Jiwon's Alcove

The DT pipeline where data sources are combined with RatioColl or EpsilonGreedy to form a balanced unified dataset.

Data Distribution Tailoring

2023
With Bohan Cui, Fatemeh Nargesian.

We study the data distribution tailoring (DT) problem, which aims to collect a unified dataset from multiple data sources such that groups of interest are adequately represented. In doing so, we ensure a baseline level of fairness in downstream tasks. We demonstrate the suboptimality of the prior paper's CoupColl algorithm and present a strictly better RatioColl algorithm. Furthermore, we generalize the prior authors' UCB algorithm for situations in which demographic statistics are not available through our EpsilonGreedy algorithm.

Red and blue points on a plane, with some red points and some blue points having a circle around them.

Fair $k$-Cover Coresets

2022
With Pranay Mundra, Yurong Yu, Fatemeh Nargesian.

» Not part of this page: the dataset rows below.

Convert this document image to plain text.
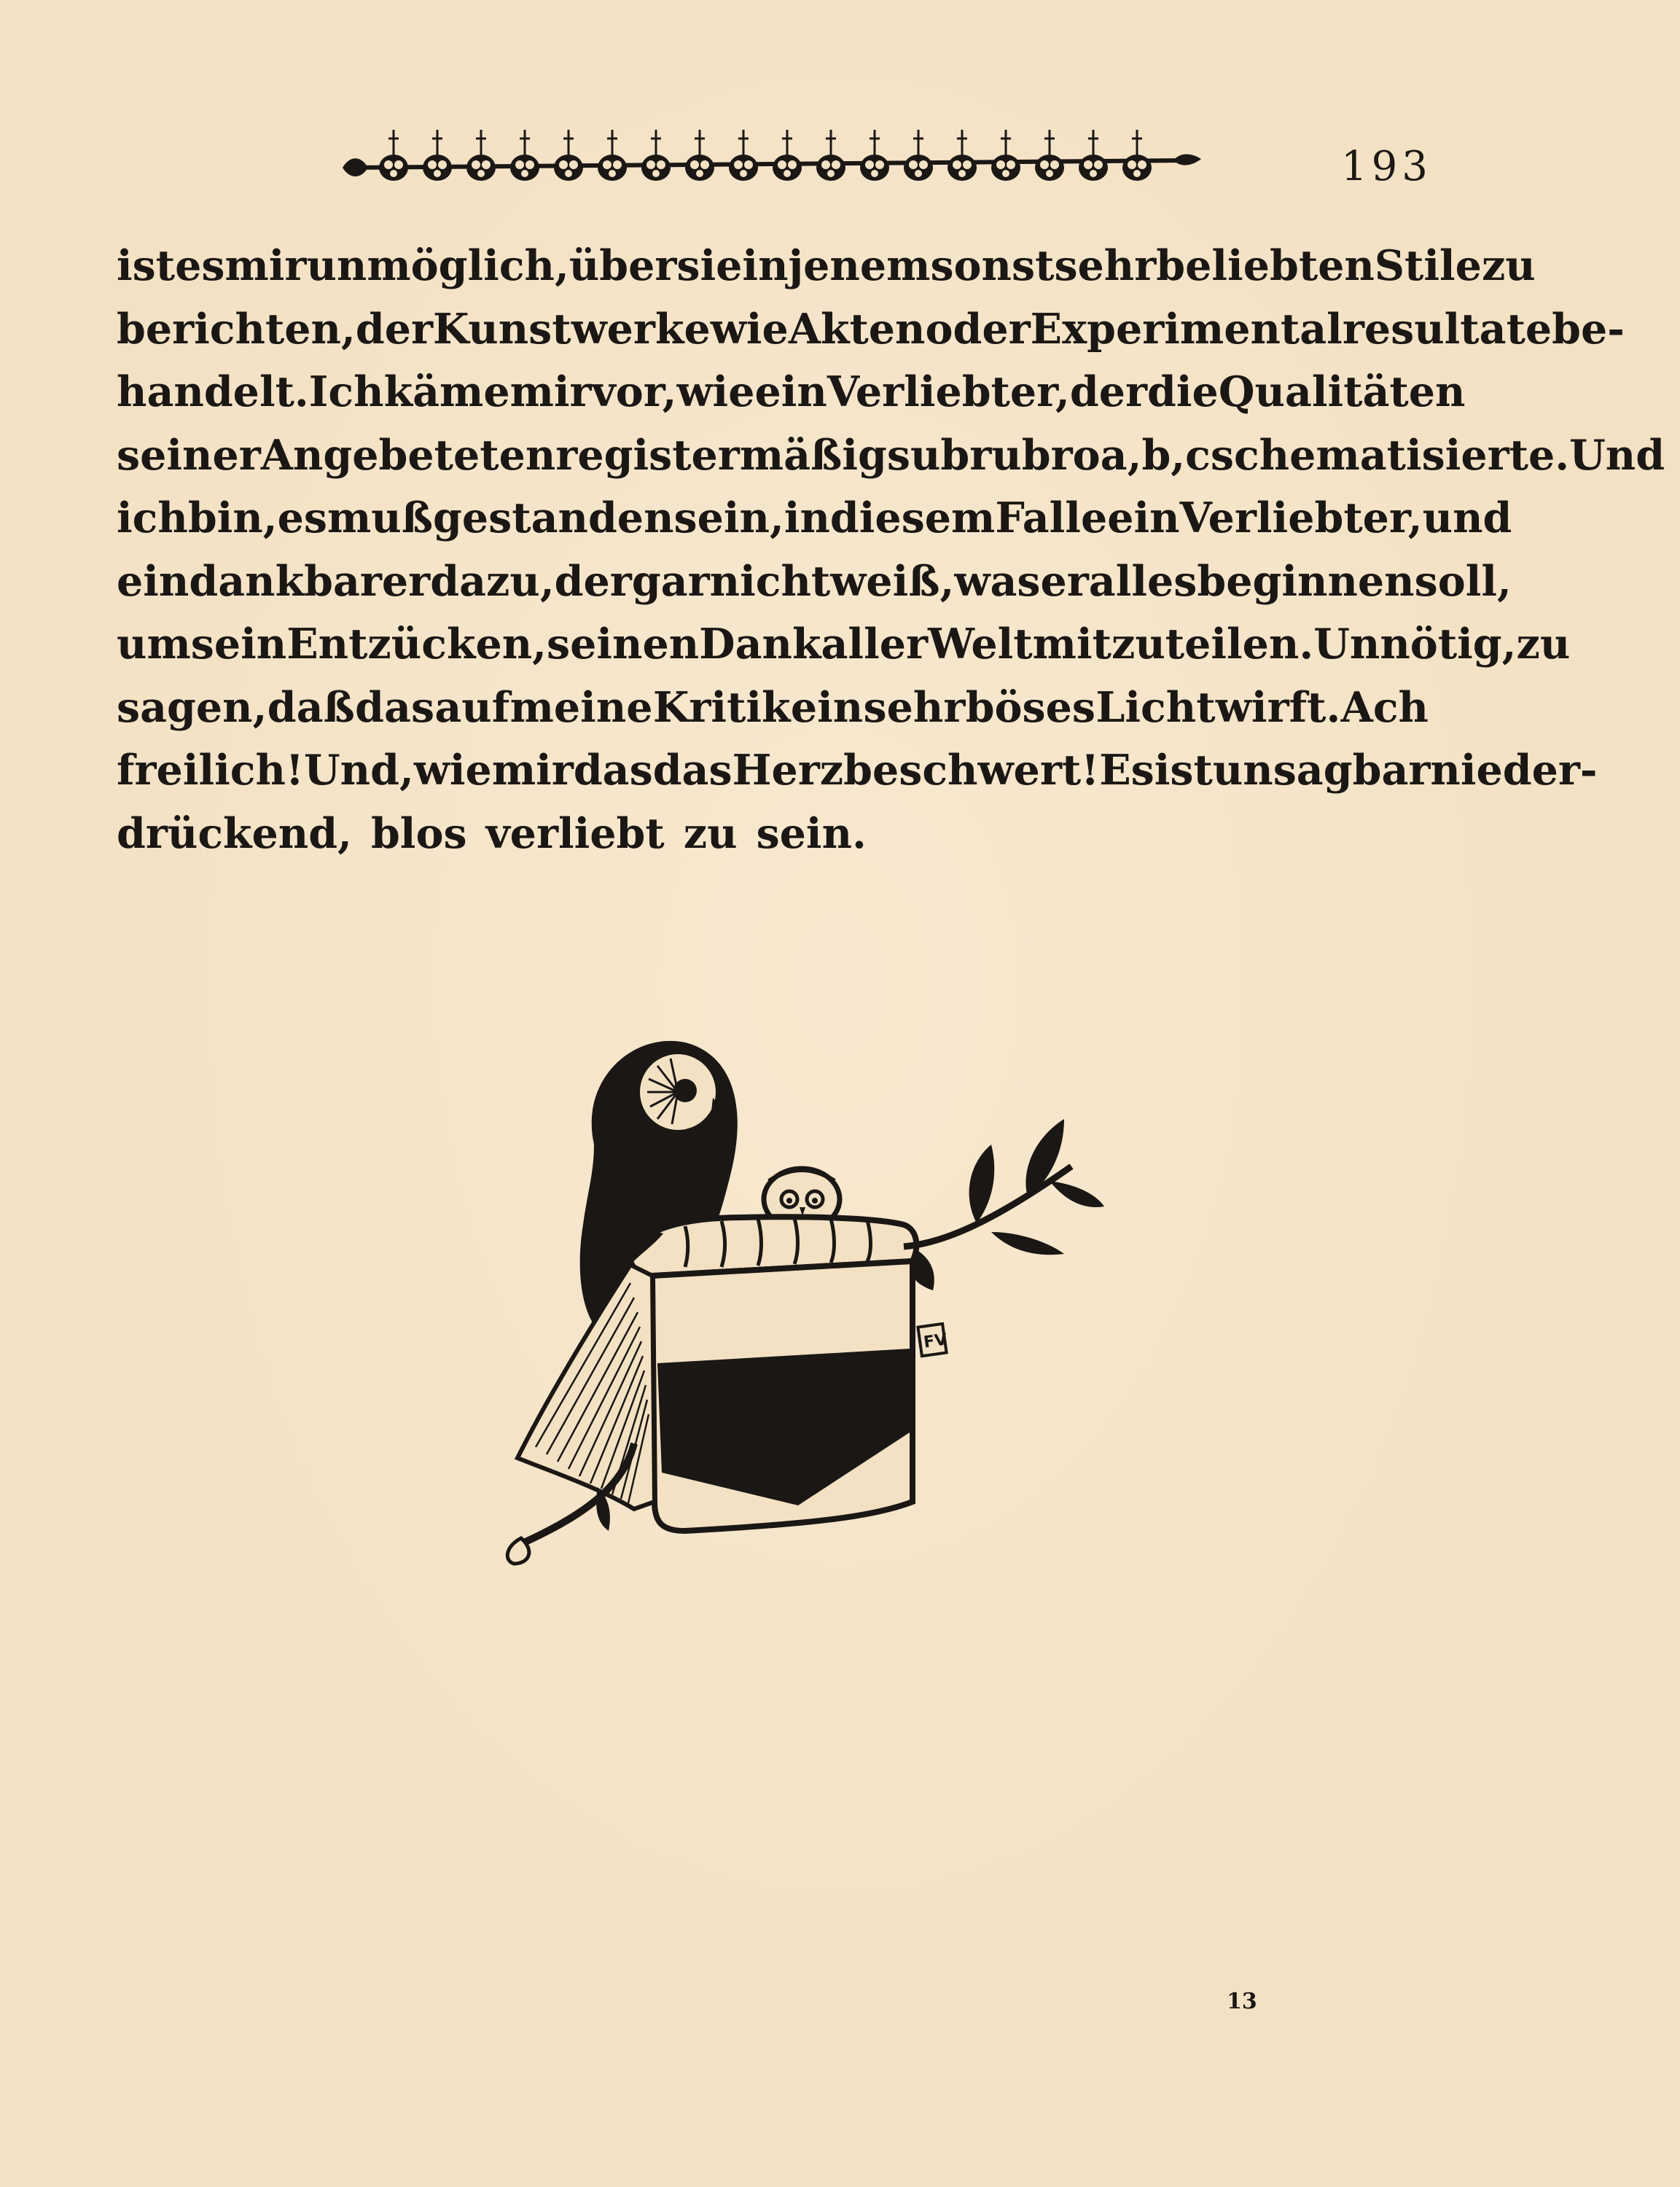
193
ist es mir unmöglich, über sie in jenem sonst sehr beliebten Stile zu
berichten, der Kunstwerke wie Akten oder Experimentalresultate be-
handelt. Ich käme mir vor, wie ein Verliebter, der die Qualitäten
seiner Angebeteten registermäßig sub rubro a, b, c schematisierte. Und
ich bin, es muß gestanden sein, in diesem Falle ein Verliebter, und
ein dankbarer dazu, der gar nicht weiß, was er alles beginnen soll,
um sein Entzücken, seinen Dank aller Welt mitzuteilen. Unnötig, zu
sagen, daß das auf meine Kritik ein sehr böses Licht wirft. Ach
freilich! Und, wie mir das das Herz beschwert! Es ist unsagbar nieder-
drückend, blos verliebt zu sein.
FV
13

We study the fair $k$-cover problem, which aims to efficiently obtain coresets such that 1) every point in the full dataset is covered by a point in the coreset at least $k$ times, and 2) points in the coreset adequately represent groups of interest. We solve the problem through a reduction to submodular optimization. Our $\mathrm{F}\mathcal{K}\mathrm{C}$ coresets reduce accuracy disparity while generating coresets at a fraction of the cost as SOTA.

The pipeline. An SDR image is made brighter and darker, then denoising is applied. The resultant three images are combined with Mertens' fusion.

Single Exposure Fusion

2022
With Yuhao Zhu.

code  report 

Photographers can extend the perceptual dynamic range of a photograph by utilizing the exposure fusion method, in which multiple photographs taken at different exposures are combined. However, this technique is susceptible to blur if the camera or subject moves.

I developed an alternate SDR to HDR pipeline which only requires one medium-exposure SDR photograph and will not be blurred due to camera or subject's movement. Unlike existing alternatives, single exposure fusion is a simple combination of classic denoising and exposure fusion algorithms that does not require machine learning.